= The Cornish Trilogy =

Three related novels by Robertson Davies

The Cornish Trilogy is three related novels by Canadian novelist, playwright, critic, journalist, and professor Robertson Davies.

The trilogy consists of The Rebel Angels (1981), What's Bred in the Bone (1985), and The Lyre of Orpheus (1988). The series explores the life and influence of Francis Cornish. In each novel, Davies looks at how underlying medieval patterns surface in modern lives. It takes place in the same universe as the Deptford Trilogy, with several characters from that trilogy either appearing or being mentioned. The Cornish Trilogy was abridged, dramatised and broadcast in 3 one-hour parts by the BBC in January 2001. The reduction in content to fit the time resulted in omission of numerous elements critical to the full complexity of the narrative as written.

==The Rebel Angels==
The story of The Rebel Angels is set in motion by the death of eccentric art patron and collector Francis Cornish. University professors Clement Hollier, Urquhart McVarish, and Simon Darcourt are the executors of Cornish's complicated will, which includes material that Hollier wants for his scholarly work in Medieval Studies. The deceased's nephew Arthur Cornish, who stands to inherit the fortune, is also a character. All three executors (and Arthur) are intrigued by Maria Theotoky, Hollier's half-Hungarian, half-Gypsy graduate student, while the plot revolves around John Parlabane: ex-monk, skeptic philosopher, famulus, and general mischief-maker. The intuitive theme in this novel is the Tarot. The novel was abridged and dramatised for radio by the BBC in 2001 with the title The Death Card.
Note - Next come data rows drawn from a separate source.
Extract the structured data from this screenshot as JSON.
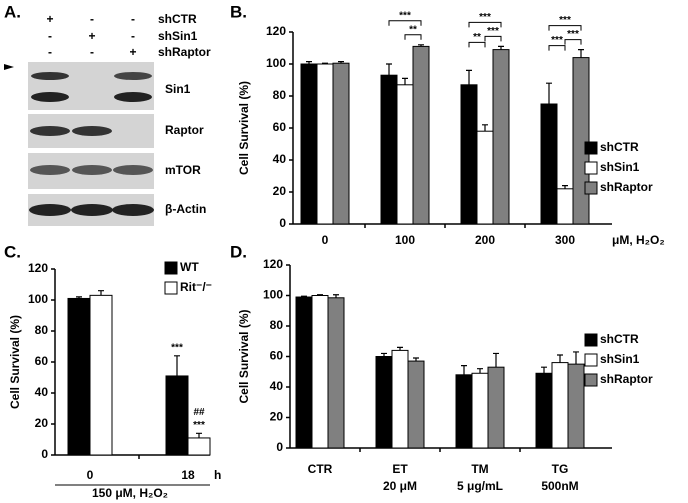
{
  "blot": {
    "panel": "A.",
    "conditions": [
      {
        "name": "shCTR",
        "marks": [
          "+",
          "-",
          "-"
        ]
      },
      {
        "name": "shSin1",
        "marks": [
          "-",
          "+",
          "-"
        ]
      },
      {
        "name": "shRaptor",
        "marks": [
          "-",
          "-",
          "+"
        ]
      }
    ],
    "bands": [
      "Sin1",
      "Raptor",
      "mTOR",
      "β-Actin"
    ]
  },
  "chart_data": [
    {
      "type": "bar",
      "panel": "B.",
      "ylabel": "Cell Survival (%)",
      "xunit": "μM, H₂O₂",
      "categories": [
        "0",
        "100",
        "200",
        "300"
      ],
      "series": [
        {
          "name": "shCTR",
          "color": "#000000",
          "values": [
            100,
            93,
            87,
            75
          ],
          "errors": [
            1.5,
            7,
            9,
            13
          ]
        },
        {
          "name": "shSin1",
          "color": "#ffffff",
          "values": [
            100,
            87,
            58,
            22
          ],
          "errors": [
            0.5,
            4,
            4,
            2
          ]
        },
        {
          "name": "shRaptor",
          "color": "#808080",
          "values": [
            100.5,
            111,
            109,
            104
          ],
          "errors": [
            1,
            1,
            2,
            5
          ]
        }
      ],
      "significance": [
        [],
        [
          "***",
          "**"
        ],
        [
          "***",
          "**",
          "***"
        ],
        [
          "***",
          "***",
          "***"
        ]
      ],
      "ylim": [
        0,
        120
      ],
      "yticks": [
        0,
        20,
        40,
        60,
        80,
        100,
        120
      ],
      "legend": "right"
    },
    {
      "type": "bar",
      "panel": "C.",
      "ylabel": "Cell Survival (%)",
      "xunit": "h",
      "xlabel": "150 μM, H₂O₂",
      "categories": [
        "0",
        "18"
      ],
      "series": [
        {
          "name": "WT",
          "color": "#000000",
          "values": [
            101,
            51
          ],
          "errors": [
            1,
            13
          ],
          "labels": [
            [],
            [
              "***"
            ]
          ]
        },
        {
          "name": "Rit⁻/⁻",
          "color": "#ffffff",
          "values": [
            103,
            11
          ],
          "errors": [
            3,
            3
          ],
          "labels": [
            [],
            [
              "##",
              "***"
            ]
          ]
        }
      ],
      "ylim": [
        0,
        120
      ],
      "yticks": [
        0,
        20,
        40,
        60,
        80,
        100,
        120
      ],
      "legend": "upper right"
    },
    {
      "type": "bar",
      "panel": "D.",
      "ylabel": "Cell Survival (%)",
      "categories": [
        [
          "CTR"
        ],
        [
          "ET",
          "20 μM"
        ],
        [
          "TM",
          "5 μg/mL"
        ],
        [
          "TG",
          "500nM"
        ]
      ],
      "series": [
        {
          "name": "shCTR",
          "color": "#000000",
          "values": [
            99,
            60,
            48,
            49
          ],
          "errors": [
            0.5,
            2,
            6,
            4
          ]
        },
        {
          "name": "shSin1",
          "color": "#ffffff",
          "values": [
            100,
            64,
            49,
            56
          ],
          "errors": [
            0.5,
            2,
            3,
            5
          ]
        },
        {
          "name": "shRaptor",
          "color": "#808080",
          "values": [
            98.5,
            57,
            53,
            55
          ],
          "errors": [
            2,
            2,
            9,
            8
          ]
        }
      ],
      "ylim": [
        0,
        120
      ],
      "yticks": [
        0,
        20,
        40,
        60,
        80,
        100,
        120
      ],
      "legend": "right"
    }
  ]
}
==What's Bred in the Bone==
What's Bred in the Bone is the life story of Francis Cornish, whose death and will were the subject of The Rebel Angels. His was a full life, and we follow him through his childhood as a wealthy and precocious misfit in a small Ontario town, his education in Toronto (in which we meet Dunstan Ramsay from the Deptford Trilogy) and Oxford, his unusual apprenticeship as a restorer and painter in Nazi Germany, his wartime experiences in England, and his later career as a collector and a patron of the arts in Toronto. Cornish's life story develops as related by Cornish's daemon, a Mercurial influence who intervenes at crucial moments to ensure that Cornish becomes a great man, although that may be seen only after his death. Intuition in this novel is expressed through astrology. The novel was abridged and dramatised for radio by the BBC in 2001 with the title The Knave of Coins.
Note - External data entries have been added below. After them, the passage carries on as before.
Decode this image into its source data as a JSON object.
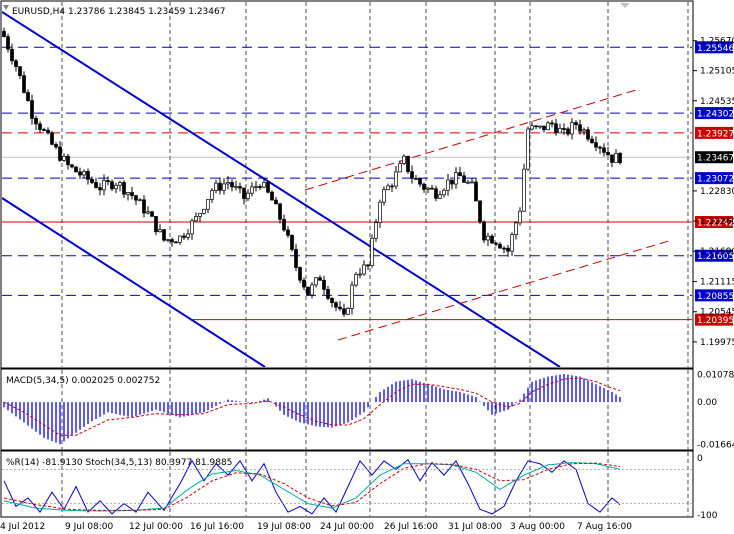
{
  "header": {
    "symbol": "EURUSD,H4",
    "ohlc": "1.23786 1.23845 1.23459 1.23467"
  },
  "macd_label": "MACD(5,34,5) 0.002025 0.002752",
  "osc_label": "%R(14) -81.9130  Stoch(34,5,13) 80.3977 81.9885",
  "colors": {
    "background": "#ffffff",
    "candle": "#000000",
    "blue_line": "#0000cc",
    "red_line": "#cc0000",
    "macd_hist": "#0000ff",
    "signal": "#cc0000",
    "wpr": "#0000cc",
    "stoch_main": "#00aaaa",
    "stoch_signal": "#cc0000",
    "grid": "#000000"
  },
  "chart_data": [
    {
      "type": "candlestick",
      "title": "EURUSD,H4",
      "ylim": [
        1.195,
        1.261
      ],
      "y_ticks": [
        "1.25670",
        "1.25105",
        "1.24535",
        "1.22830",
        "1.22260",
        "1.21690",
        "1.21115",
        "1.20545",
        "1.19975"
      ],
      "x_ticks": [
        "4 Jul 2012",
        "9 Jul 08:00",
        "12 Jul 00:00",
        "16 Jul 16:00",
        "19 Jul 08:00",
        "24 Jul 00:00",
        "26 Jul 16:00",
        "31 Jul 08:00",
        "3 Aug 00:00",
        "7 Aug 16:00"
      ],
      "levels": [
        {
          "value": 1.25546,
          "label": "1.25546",
          "style": "blue-dashed"
        },
        {
          "value": 1.24302,
          "label": "1.24302",
          "style": "blue-dashed"
        },
        {
          "value": 1.23927,
          "label": "1.23927",
          "style": "red-dashed"
        },
        {
          "value": 1.23467,
          "label": "1.23467",
          "style": "current"
        },
        {
          "value": 1.23072,
          "label": "1.23072",
          "style": "blue-dashed"
        },
        {
          "value": 1.22242,
          "label": "1.22242",
          "style": "red-solid"
        },
        {
          "value": 1.21605,
          "label": "1.21605",
          "style": "blue-dashed"
        },
        {
          "value": 1.20855,
          "label": "1.20855",
          "style": "blue-dashed"
        },
        {
          "value": 1.20395,
          "label": "1.20395",
          "style": "red-solid"
        }
      ],
      "close_anchors": [
        [
          0,
          1.2575
        ],
        [
          3,
          1.252
        ],
        [
          7,
          1.243
        ],
        [
          12,
          1.237
        ],
        [
          16,
          1.233
        ],
        [
          20,
          1.231
        ],
        [
          24,
          1.229
        ],
        [
          28,
          1.23
        ],
        [
          32,
          1.2275
        ],
        [
          36,
          1.224
        ],
        [
          40,
          1.219
        ],
        [
          44,
          1.2195
        ],
        [
          48,
          1.223
        ],
        [
          52,
          1.2285
        ],
        [
          56,
          1.23
        ],
        [
          60,
          1.227
        ],
        [
          64,
          1.23
        ],
        [
          67,
          1.2265
        ],
        [
          70,
          1.2215
        ],
        [
          73,
          1.214
        ],
        [
          76,
          1.209
        ],
        [
          79,
          1.212
        ],
        [
          82,
          1.2075
        ],
        [
          85,
          1.204
        ],
        [
          88,
          1.213
        ],
        [
          91,
          1.214
        ],
        [
          94,
          1.227
        ],
        [
          97,
          1.23
        ],
        [
          100,
          1.234
        ],
        [
          102,
          1.231
        ],
        [
          105,
          1.229
        ],
        [
          108,
          1.228
        ],
        [
          111,
          1.23
        ],
        [
          114,
          1.231
        ],
        [
          117,
          1.229
        ],
        [
          120,
          1.22
        ],
        [
          123,
          1.219
        ],
        [
          126,
          1.217
        ],
        [
          129,
          1.225
        ],
        [
          131,
          1.24
        ],
        [
          134,
          1.24
        ],
        [
          137,
          1.241
        ],
        [
          140,
          1.239
        ],
        [
          143,
          1.241
        ],
        [
          146,
          1.239
        ],
        [
          149,
          1.237
        ],
        [
          152,
          1.2345
        ],
        [
          154,
          1.2347
        ]
      ]
    },
    {
      "type": "histogram",
      "title": "MACD(5,34,5) 0.002025 0.002752",
      "ylim": [
        -0.018,
        0.0118
      ],
      "y_ticks": [
        "0.010786",
        "0.00",
        "-0.01664"
      ],
      "anchors": [
        [
          0,
          -0.002
        ],
        [
          5,
          -0.008
        ],
        [
          10,
          -0.014
        ],
        [
          14,
          -0.0165
        ],
        [
          18,
          -0.012
        ],
        [
          22,
          -0.0075
        ],
        [
          26,
          -0.004
        ],
        [
          32,
          -0.006
        ],
        [
          38,
          -0.003
        ],
        [
          44,
          -0.006
        ],
        [
          50,
          -0.004
        ],
        [
          56,
          0.001
        ],
        [
          62,
          -0.0005
        ],
        [
          66,
          0.0015
        ],
        [
          70,
          -0.005
        ],
        [
          74,
          -0.008
        ],
        [
          78,
          -0.0095
        ],
        [
          82,
          -0.01
        ],
        [
          86,
          -0.008
        ],
        [
          90,
          -0.004
        ],
        [
          94,
          0.004
        ],
        [
          98,
          0.008
        ],
        [
          102,
          0.009
        ],
        [
          106,
          0.007
        ],
        [
          110,
          0.005
        ],
        [
          114,
          0.004
        ],
        [
          118,
          0.002
        ],
        [
          122,
          -0.005
        ],
        [
          126,
          -0.003
        ],
        [
          129,
          0.001
        ],
        [
          132,
          0.008
        ],
        [
          136,
          0.01
        ],
        [
          140,
          0.011
        ],
        [
          144,
          0.01
        ],
        [
          148,
          0.007
        ],
        [
          152,
          0.004
        ],
        [
          154,
          0.002
        ]
      ],
      "signal_anchors": [
        [
          0,
          0.0
        ],
        [
          5,
          -0.004
        ],
        [
          10,
          -0.009
        ],
        [
          14,
          -0.013
        ],
        [
          18,
          -0.013
        ],
        [
          22,
          -0.01
        ],
        [
          26,
          -0.007
        ],
        [
          32,
          -0.006
        ],
        [
          38,
          -0.0045
        ],
        [
          44,
          -0.005
        ],
        [
          50,
          -0.0045
        ],
        [
          56,
          -0.001
        ],
        [
          62,
          -0.0005
        ],
        [
          66,
          0.0005
        ],
        [
          70,
          -0.002
        ],
        [
          74,
          -0.005
        ],
        [
          78,
          -0.0075
        ],
        [
          82,
          -0.009
        ],
        [
          86,
          -0.009
        ],
        [
          90,
          -0.0065
        ],
        [
          94,
          -0.001
        ],
        [
          98,
          0.004
        ],
        [
          102,
          0.007
        ],
        [
          106,
          0.007
        ],
        [
          110,
          0.006
        ],
        [
          114,
          0.005
        ],
        [
          118,
          0.0035
        ],
        [
          122,
          0.0
        ],
        [
          126,
          -0.002
        ],
        [
          129,
          -0.0005
        ],
        [
          132,
          0.004
        ],
        [
          136,
          0.007
        ],
        [
          140,
          0.009
        ],
        [
          144,
          0.0095
        ],
        [
          148,
          0.008
        ],
        [
          152,
          0.0055
        ],
        [
          154,
          0.0045
        ]
      ]
    },
    {
      "type": "line",
      "title": "%R(14) -81.9130  Stoch(34,5,13) 80.3977 81.9885",
      "ylim": [
        -100,
        0
      ],
      "y_ticks": [
        "0",
        "-100"
      ],
      "series": [
        {
          "name": "%R(14)",
          "anchors": [
            [
              0,
              -40
            ],
            [
              3,
              -85
            ],
            [
              6,
              -70
            ],
            [
              9,
              -95
            ],
            [
              12,
              -60
            ],
            [
              15,
              -90
            ],
            [
              18,
              -50
            ],
            [
              21,
              -95
            ],
            [
              24,
              -75
            ],
            [
              27,
              -98
            ],
            [
              30,
              -80
            ],
            [
              33,
              -95
            ],
            [
              36,
              -60
            ],
            [
              40,
              -92
            ],
            [
              44,
              -45
            ],
            [
              47,
              -5
            ],
            [
              50,
              -40
            ],
            [
              53,
              -10
            ],
            [
              56,
              -30
            ],
            [
              59,
              -5
            ],
            [
              62,
              -40
            ],
            [
              65,
              -10
            ],
            [
              68,
              -60
            ],
            [
              71,
              -95
            ],
            [
              74,
              -85
            ],
            [
              77,
              -98
            ],
            [
              80,
              -70
            ],
            [
              83,
              -95
            ],
            [
              86,
              -50
            ],
            [
              89,
              -5
            ],
            [
              92,
              -30
            ],
            [
              95,
              -5
            ],
            [
              98,
              -20
            ],
            [
              101,
              -3
            ],
            [
              104,
              -40
            ],
            [
              107,
              -8
            ],
            [
              110,
              -30
            ],
            [
              113,
              -5
            ],
            [
              116,
              -45
            ],
            [
              119,
              -90
            ],
            [
              122,
              -98
            ],
            [
              125,
              -85
            ],
            [
              128,
              -40
            ],
            [
              131,
              -5
            ],
            [
              134,
              -10
            ],
            [
              137,
              -25
            ],
            [
              140,
              -5
            ],
            [
              143,
              -20
            ],
            [
              146,
              -80
            ],
            [
              149,
              -95
            ],
            [
              152,
              -70
            ],
            [
              154,
              -82
            ]
          ]
        },
        {
          "name": "Stoch main",
          "anchors": [
            [
              0,
              -75
            ],
            [
              8,
              -88
            ],
            [
              16,
              -92
            ],
            [
              24,
              -93
            ],
            [
              32,
              -92
            ],
            [
              40,
              -88
            ],
            [
              46,
              -55
            ],
            [
              52,
              -28
            ],
            [
              58,
              -22
            ],
            [
              64,
              -30
            ],
            [
              70,
              -55
            ],
            [
              76,
              -80
            ],
            [
              82,
              -88
            ],
            [
              88,
              -70
            ],
            [
              94,
              -30
            ],
            [
              100,
              -10
            ],
            [
              106,
              -10
            ],
            [
              112,
              -12
            ],
            [
              118,
              -25
            ],
            [
              124,
              -55
            ],
            [
              130,
              -30
            ],
            [
              136,
              -12
            ],
            [
              142,
              -8
            ],
            [
              148,
              -10
            ],
            [
              154,
              -20
            ]
          ]
        },
        {
          "name": "Stoch signal",
          "anchors": [
            [
              0,
              -70
            ],
            [
              8,
              -82
            ],
            [
              16,
              -90
            ],
            [
              24,
              -92
            ],
            [
              32,
              -92
            ],
            [
              40,
              -90
            ],
            [
              46,
              -68
            ],
            [
              52,
              -40
            ],
            [
              58,
              -26
            ],
            [
              64,
              -28
            ],
            [
              70,
              -45
            ],
            [
              76,
              -70
            ],
            [
              82,
              -84
            ],
            [
              88,
              -78
            ],
            [
              94,
              -45
            ],
            [
              100,
              -18
            ],
            [
              106,
              -10
            ],
            [
              112,
              -11
            ],
            [
              118,
              -20
            ],
            [
              124,
              -40
            ],
            [
              130,
              -38
            ],
            [
              136,
              -20
            ],
            [
              142,
              -10
            ],
            [
              148,
              -9
            ],
            [
              154,
              -15
            ]
          ]
        }
      ]
    }
  ]
}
What's Bred in the Bone was shortlisted for the 1986 Booker Prize.

==The Lyre of Orpheus==
In the third novel, Simon Darcourt, Arthur Cornish, and Maria Cornish find themselves at the head of the "Cornish Foundation" and are called upon to decide what projects deserve funding. Their first assay into the world of humanist patronage is to support a precocious composer in completing an unfinished opera by E.T.A. Hoffmann entitled Arthur of Britain, or the Magnanimous Cuckold, and then bringing it to the stage at Stratford, Ontario. The novel follows the course of this project from inception to completion. At the same time, the archetypes in the opera are reflected in the personal lives of those involved: Arthur and Maria as the central "ruling" couple, Arthur's best friend Geraint Powell, a Welsh actor-turned-director as Lancelot, Simon Darcourt as the household cleric and writer, and so on. In this final novel, archetypes tie together the three levels of Arthurian, Romantic, and modern characters. The novel was abridged and dramatised for radio by the BBC in 2001 with the title The Fool.